Gradient Boosted Tree / Deep Learning ensemble for combined metadata / NLP regression. Helps journals identify important research, and researchers project their future impact.
- Delivered POC report showing 15% improvement in MAE over baseline.
- Extracted ~15 million scientific journal articles; performed extensive feature engineering to find predictors.
- Modeled metadata features using a Gradient Boosted Tree model; modeled text content using deep learning; ensemble model used for best prediction.
- Impact: TBD; further product development on hold due to product team priorities.
Deep Learning Natural Language token classification. Predict match between an academic text and a potential keyword.
- Extracted data set from ~28mil published academic journal articles.
- Trained deep learning model to predict match between text and potential keyword with AUC 0.96.
- To be used as part of an ensemble for subtopic discovery.
Given a new manuscript submission to an academic journal, what is the probability of the manuscript proceeding to Peer Review?

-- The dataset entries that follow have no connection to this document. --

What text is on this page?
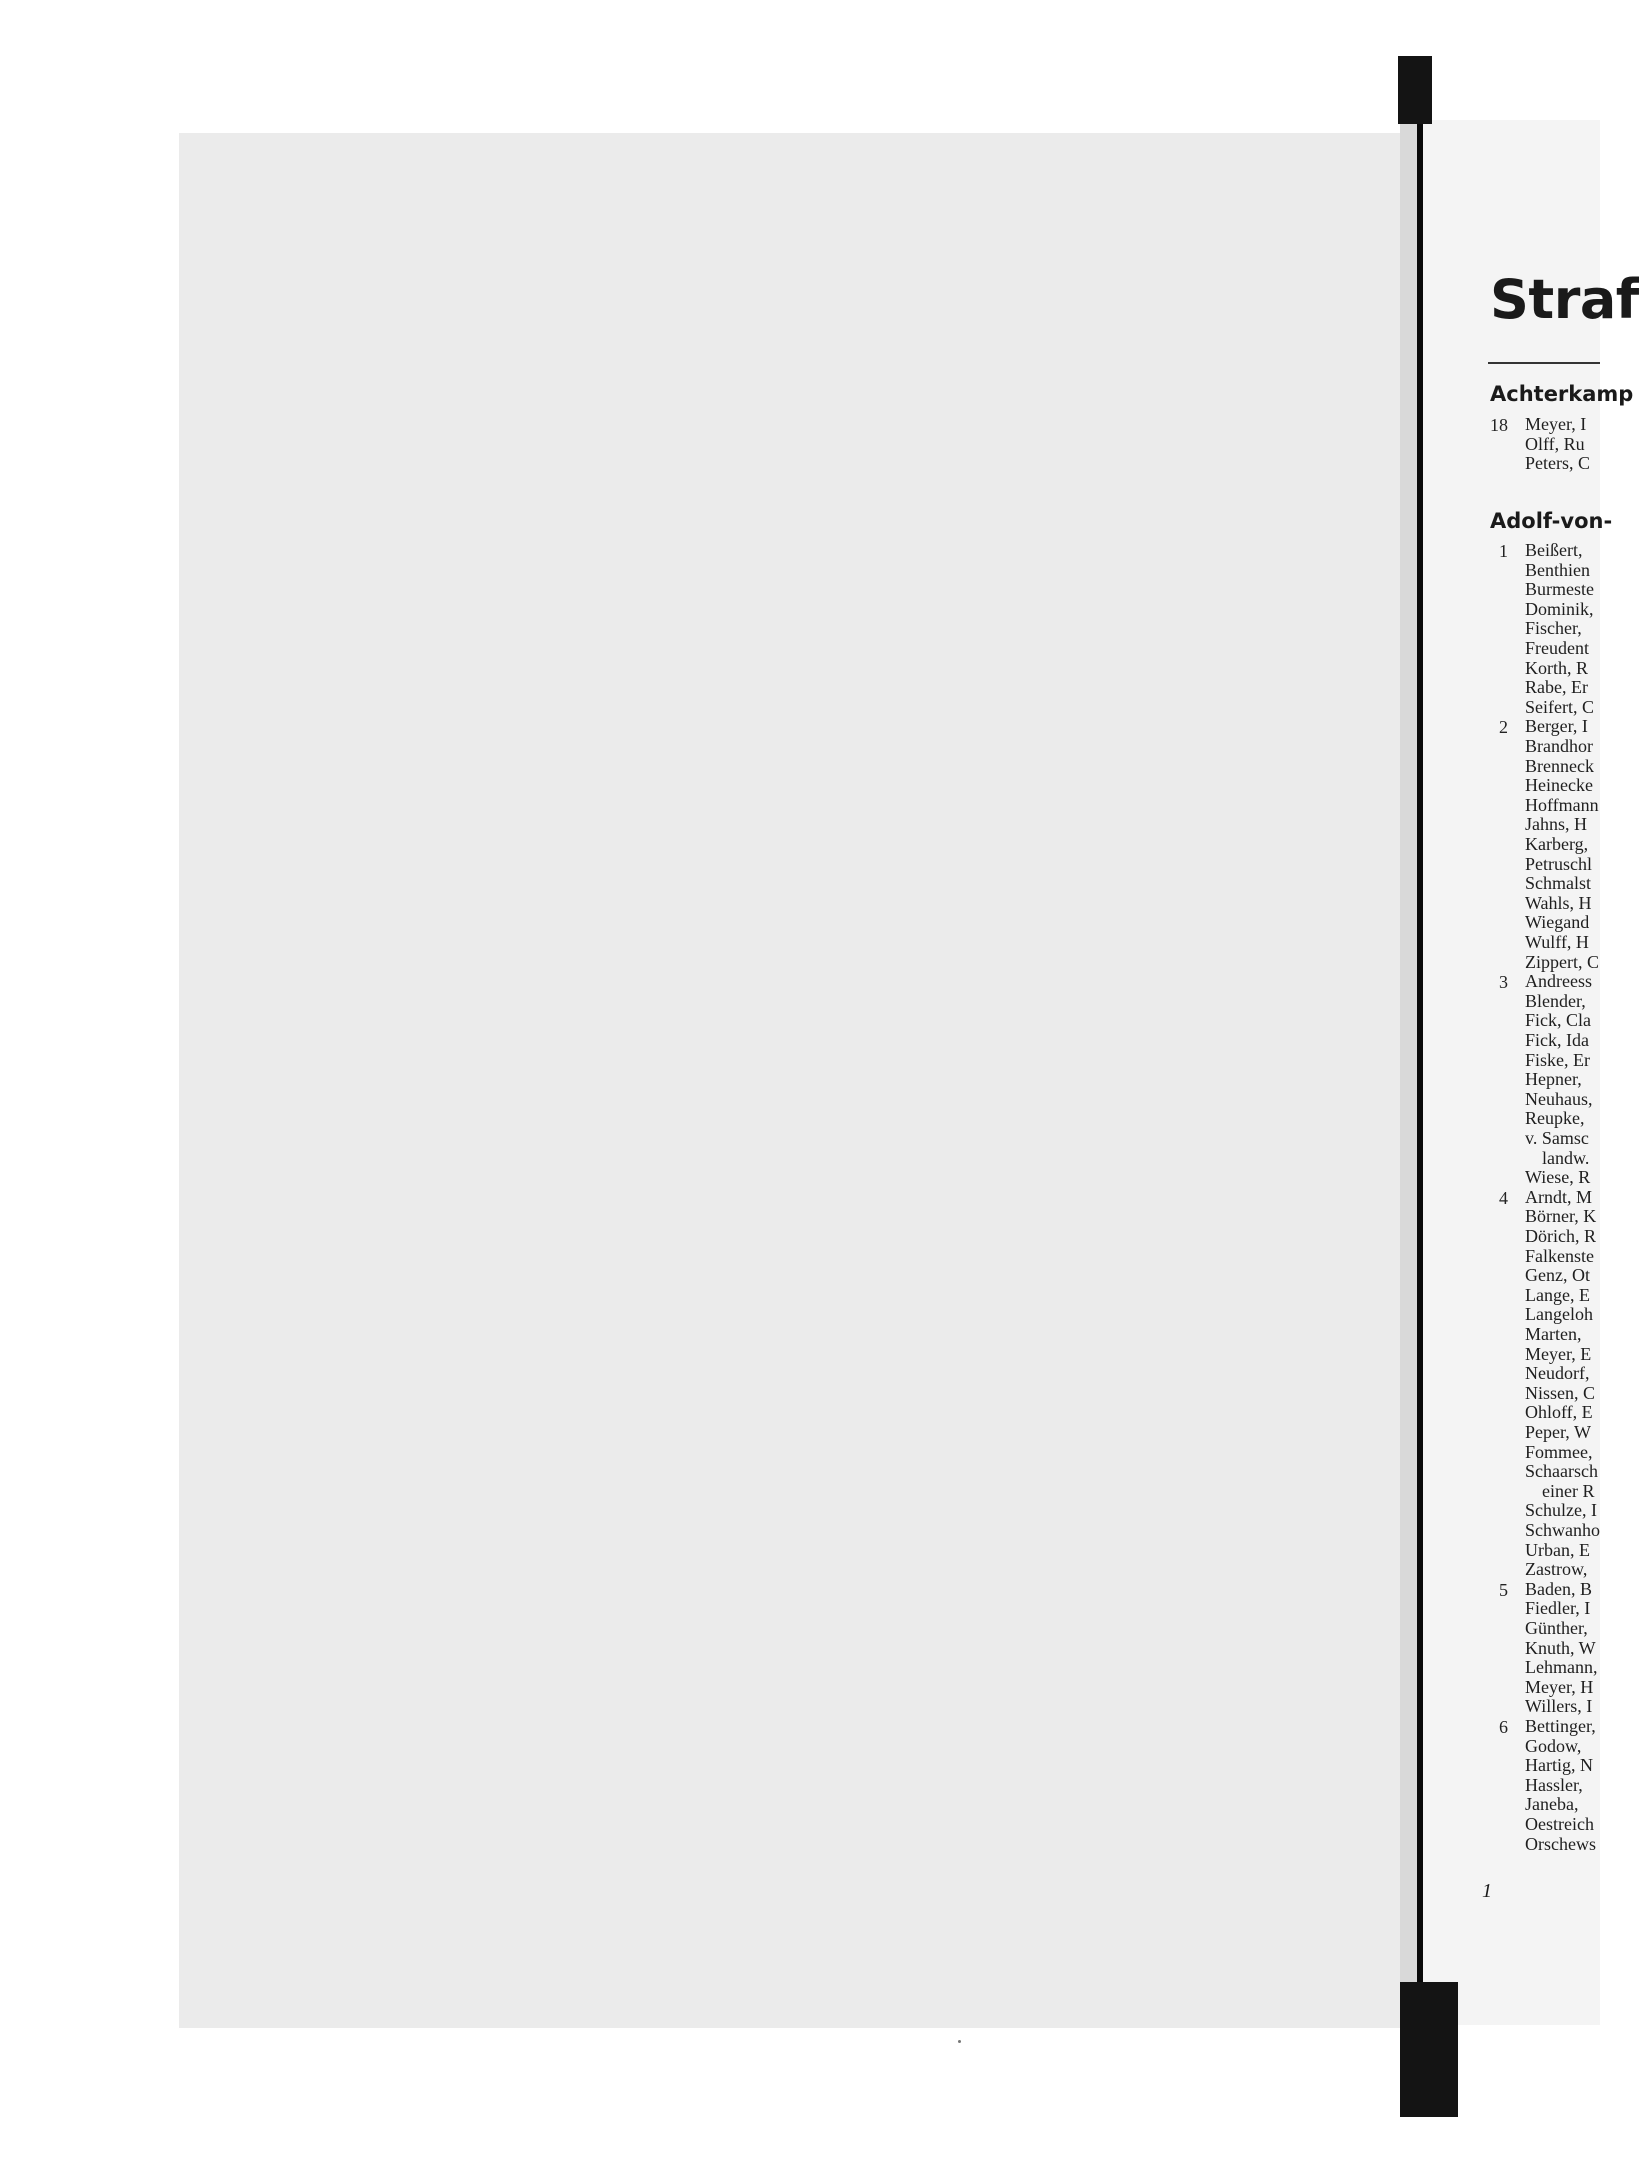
Straf
Achterkamp
18 Meyer, I
Olff, Ru
Peters, C
Adolf-von-
1 Beißert,
Benthien
Burmeste
Dominik,
Fischer,
Freudent
Korth, R
Rabe, Er
Seifert, C
2 Berger, I
Brandhor
Brenneck
Heinecke
Hoffmann
Jahns, H
Karberg,
Petruschl
Schmalst
Wahls, H
Wiegand
Wulff, H
Zippert, C
3 Andreess
Blender,
Fick, Cla
Fick, Ida
Fiske, Er
Hepner,
Neuhaus,
Reupke,
v. Samsc
landw.
Wiese, R
4 Arndt, M
Börner, K
Dörich, R
Falkenste
Genz, Ot
Lange, E
Langeloh
Marten,
Meyer, E
Neudorf,
Nissen, C
Ohloff, E
Peper, W
Fommee,
Schaarsch
einer R
Schulze, I
Schwanho
Urban, E
Zastrow,
5 Baden, B
Fiedler, I
Günther,
Knuth, W
Lehmann,
Meyer, H
Willers, I
6 Bettinger,
Godow,
Hartig, N
Hassler,
Janeba,
Oestreich
Orschews
1
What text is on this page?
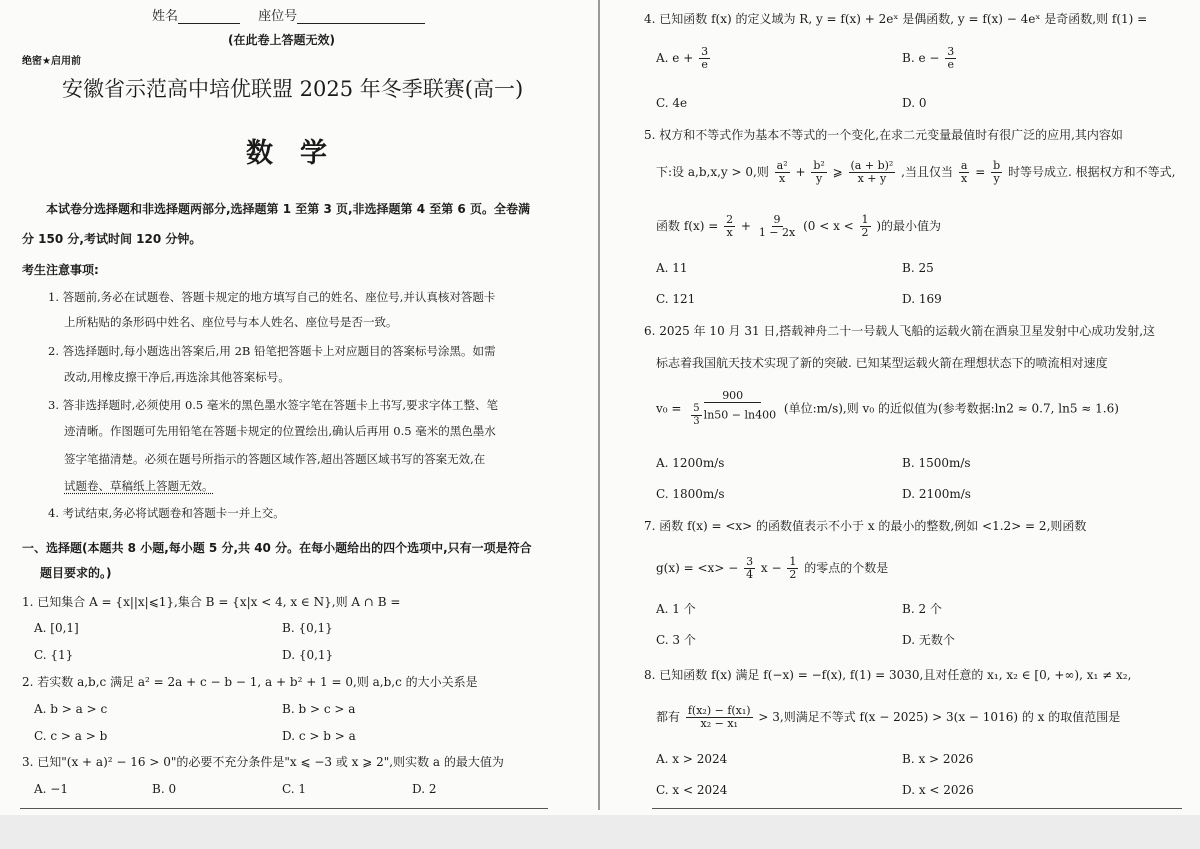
姓名	座位号
(在此卷上答题无效)
绝密★启用前
安徽省示范高中培优联盟 2025 年冬季联赛(高一)
数　学
本试卷分选择题和非选择题两部分,选择题第 1 至第 3 页,非选择题第 4 至第 6 页。全卷满
分 150 分,考试时间 120 分钟。
考生注意事项:
1. 答题前,务必在试题卷、答题卡规定的地方填写自己的姓名、座位号,并认真核对答题卡
上所粘贴的条形码中姓名、座位号与本人姓名、座位号是否一致。
2. 答选择题时,每小题选出答案后,用 2B 铅笔把答题卡上对应题目的答案标号涂黑。如需
改动,用橡皮擦干净后,再选涂其他答案标号。
3. 答非选择题时,必须使用 0.5 毫米的黑色墨水签字笔在答题卡上书写,要求字体工整、笔
迹清晰。作图题可先用铅笔在答题卡规定的位置绘出,确认后再用 0.5 毫米的黑色墨水
签字笔描清楚。必须在题号所指示的答题区域作答,超出答题区域书写的答案无效,在
试题卷、草稿纸上答题无效。
4. 考试结束,务必将试题卷和答题卡一并上交。
一、选择题(本题共 8 小题,每小题 5 分,共 40 分。在每小题给出的四个选项中,只有一项是符合
题目要求的。)
1. 已知集合 A = {x||x|⩽1},集合 B = {x|x < 4, x ∈ N},则 A ∩ B =
A. [0,1]	B. {0,1}
C. {1}	D. {0,1}
2. 若实数 a,b,c 满足 a² = 2a + c − b − 1, a + b² + 1 = 0,则 a,b,c 的大小关系是
A. b > a > c	B. b > c > a
C. c > a > b	D. c > b > a
3. 已知"(x + a)² − 16 > 0"的必要不充分条件是"x ⩽ −3 或 x ⩾ 2",则实数 a 的最大值为
A. −1	B. 0	C. 1	D. 2
4. 已知函数 f(x) 的定义域为 R, y = f(x) + 2eˣ 是偶函数, y = f(x) − 4eˣ 是奇函数,则 f(1) =
A. $e + \frac{3}{e}$	B. $e - \frac{3}{e}$
C. 4e	D. 0
5. 权方和不等式作为基本不等式的一个变化,在求二元变量最值时有很广泛的应用,其内容如
下:设 a,b,x,y > 0,则 $\frac{\text{a²}}{x} + \frac{\text{b²}}{y}$ ⩾ $\frac{\text{(a + b)²}}{x + y}$ ,当且仅当 $\frac{a}{x} = \frac{b}{y}$ 时等号成立. 根据权方和不等式,
函数 $f(x) = \frac{2}{x} + \frac{9}{1 - 2x} (0 < x < \frac{1}{2}$ )的最小值为
A. 11	B. 25
C. 121	D. 169
6. 2025 年 10 月 31 日,搭载神舟二十一号载人飞船的运载火箭在酒泉卫星发射中心成功发射,这
标志着我国航天技术实现了新的突破. 已知某型运载火箭在理想状态下的喷流相对速度
$v_0 = \frac{900}{\frac{5}{3} \ln 50 - \ln 400}$ (单位:m/s),则 v₀ 的近似值为(参考数据:ln2 ≈ 0.7, ln5 ≈ 1.6)
A. 1200m/s	B. 1500m/s
C. 1800m/s	D. 2100m/s
7. 函数 f(x) = <x> 的函数值表示不小于 x 的最小的整数,例如 <1.2> = 2,则函数
$g(x) = <x> - \frac{3}{4}$ $x - \frac{1}{2}$ 的零点的个数是
A. 1 个	B. 2 个
C. 3 个	D. 无数个
8. 已知函数 f(x) 满足 f(−x) = −f(x), f(1) = 3030,且对任意的 x₁, x₂ ∈ [0, +∞), x₁ ≠ x₂,
都有 $\frac{\text{f(x₂) − f(x₁)}}{\text{x₂ − x₁}} > 3$,则满足不等式 f(x − 2025) > 3(x − 1016) 的 x 的取值范围是
A. x > 2024	B. x > 2026
C. x < 2024	D. x < 2026
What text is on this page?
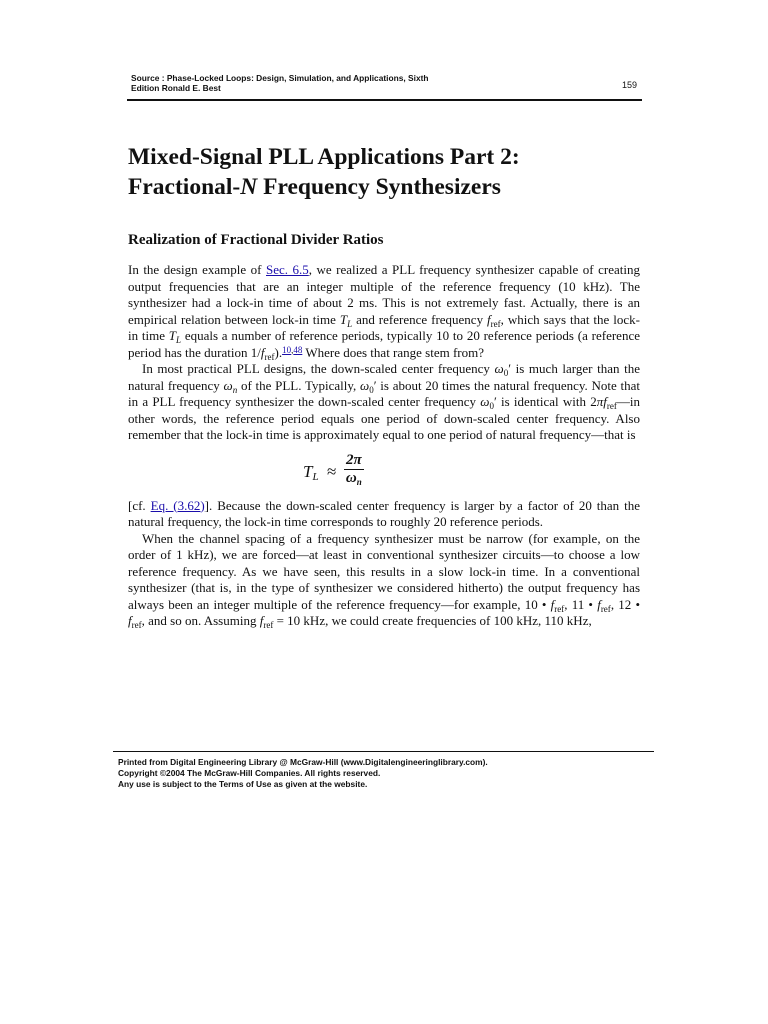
Source : Phase-Locked Loops: Design, Simulation, and Applications, Sixth
Edition Ronald E. Best	159
Mixed-Signal PLL Applications Part 2:
Fractional-N Frequency Synthesizers
Realization of Fractional Divider Ratios

In the design example of Sec. 6.5, we realized a PLL frequency synthesizer capable of creating output frequencies that are an integer multiple of the reference frequency (10 kHz). The synthesizer had a lock-in time of about 2 ms. This is not extremely fast. Actually, there is an empirical relation between lock-in time $T_L$ and reference frequency $f_{ref}$, which says that the lock-in time $T_L$ equals a number of reference periods, typically 10 to 20 reference periods (a reference period has the duration $1/f_{ref}).^{10,48}$ Where does that range stem from?

In most practical PLL designs, the down-scaled center frequency $\omega_0'$ is much larger than the natural frequency $\omega_n$ of the PLL. Typically, $\omega_0'$ is about 20 times the natural frequency. Note that in a PLL frequency synthesizer the down-scaled center frequency $\omega_0'$ is identical with $2\pi f_{ref}—in$ other words, the reference period equals one period of down-scaled center frequency. Also remember that the lock-in time is approximately equal to one period of natural frequency—that is

$T_L \approx \frac{2\pi}{\omega_n}$

[cf. Eq. (3.62)]. Because the down-scaled center frequency is larger by a factor of 20 than the natural frequency, the lock-in time corresponds to roughly 20 reference periods.

When the channel spacing of a frequency synthesizer must be narrow (for example, on the order of 1 kHz), we are forced—at least in conventional synthesizer circuits—to choose a low reference frequency. As we have seen, this results in a slow lock-in time. In a conventional synthesizer (that is, in the type of synthesizer we considered hitherto) the output frequency has always been an integer multiple of the reference frequency—for example, 10 • $f_{ref}$, 11 • $f_{ref}$, 12 • $f_{ref}$, and so on. Assuming $f_{ref} = 10$ kHz, we could create frequencies of 100 kHz, 110 kHz,

Printed from Digital Engineering Library @ McGraw-Hill (www.Digitalengineeringlibrary.com).
Copyright ©2004 The McGraw-Hill Companies. All rights reserved.
Any use is subject to the Terms of Use as given at the website.
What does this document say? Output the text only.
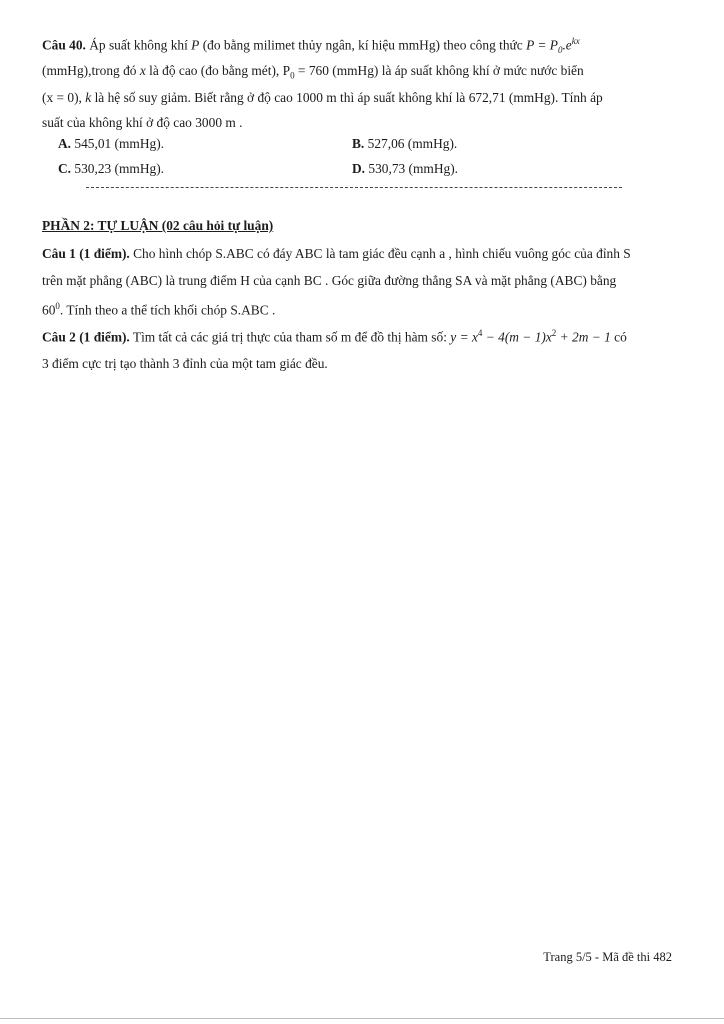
Câu 40. Áp suất không khí P (đo bằng milimet thủy ngân, kí hiệu mmHg) theo công thức $P = P_0.e^{kx}$
(mmHg),trong đó x là độ cao (đo bằng mét), $P_0 = 760$ (mmHg) là áp suất không khí ở mức nước biển
(x = 0), k là hệ số suy giảm. Biết rằng ở độ cao 1000 m thì áp suất không khí là 672,71 (mmHg). Tính áp
suất của không khí ở độ cao 3000 m .
A. 545,01 (mmHg).	B. 527,06 (mmHg).
C. 530,23 (mmHg).	D. 530,73 (mmHg).
PHẦN 2: TỰ LUẬN (02 câu hỏi tự luận)
Câu 1 (1 điểm). Cho hình chóp S.ABC có đáy ABC là tam giác đều cạnh a , hình chiếu vuông góc của đỉnh S
trên mặt phẳng (ABC) là trung điểm H của cạnh BC . Góc giữa đường thẳng SA và mặt phẳng (ABC) bằng
$60^0$. Tính theo a thể tích khối chóp S.ABC .
Câu 2 (1 điểm). Tìm tất cả các giá trị thực của tham số m để đồ thị hàm số: $y = x^4 - 4(m - 1)x^2 + 2m - 1$ có
3 điểm cực trị tạo thành 3 đỉnh của một tam giác đều.
Trang 5/5 - Mã đề thi 482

- Produced POC deep learning model based on output of a single, large publisher with AUC 0.82 and Area Under P/R Curve 0.87.
- Used Spark, Tensorflow, and Keras.
- On hold due to product team priorities.
A technique for using document labels to transform word-vector space such that documents with matching labels are close together.
- Wrote Python package to implement Supervised Word Mover's Distance.
- Useful for measuring document distance when a particular dimension is of interest.
- Available for use throughout company.
- Impact: accelerate experimentation of document similarity models across several products.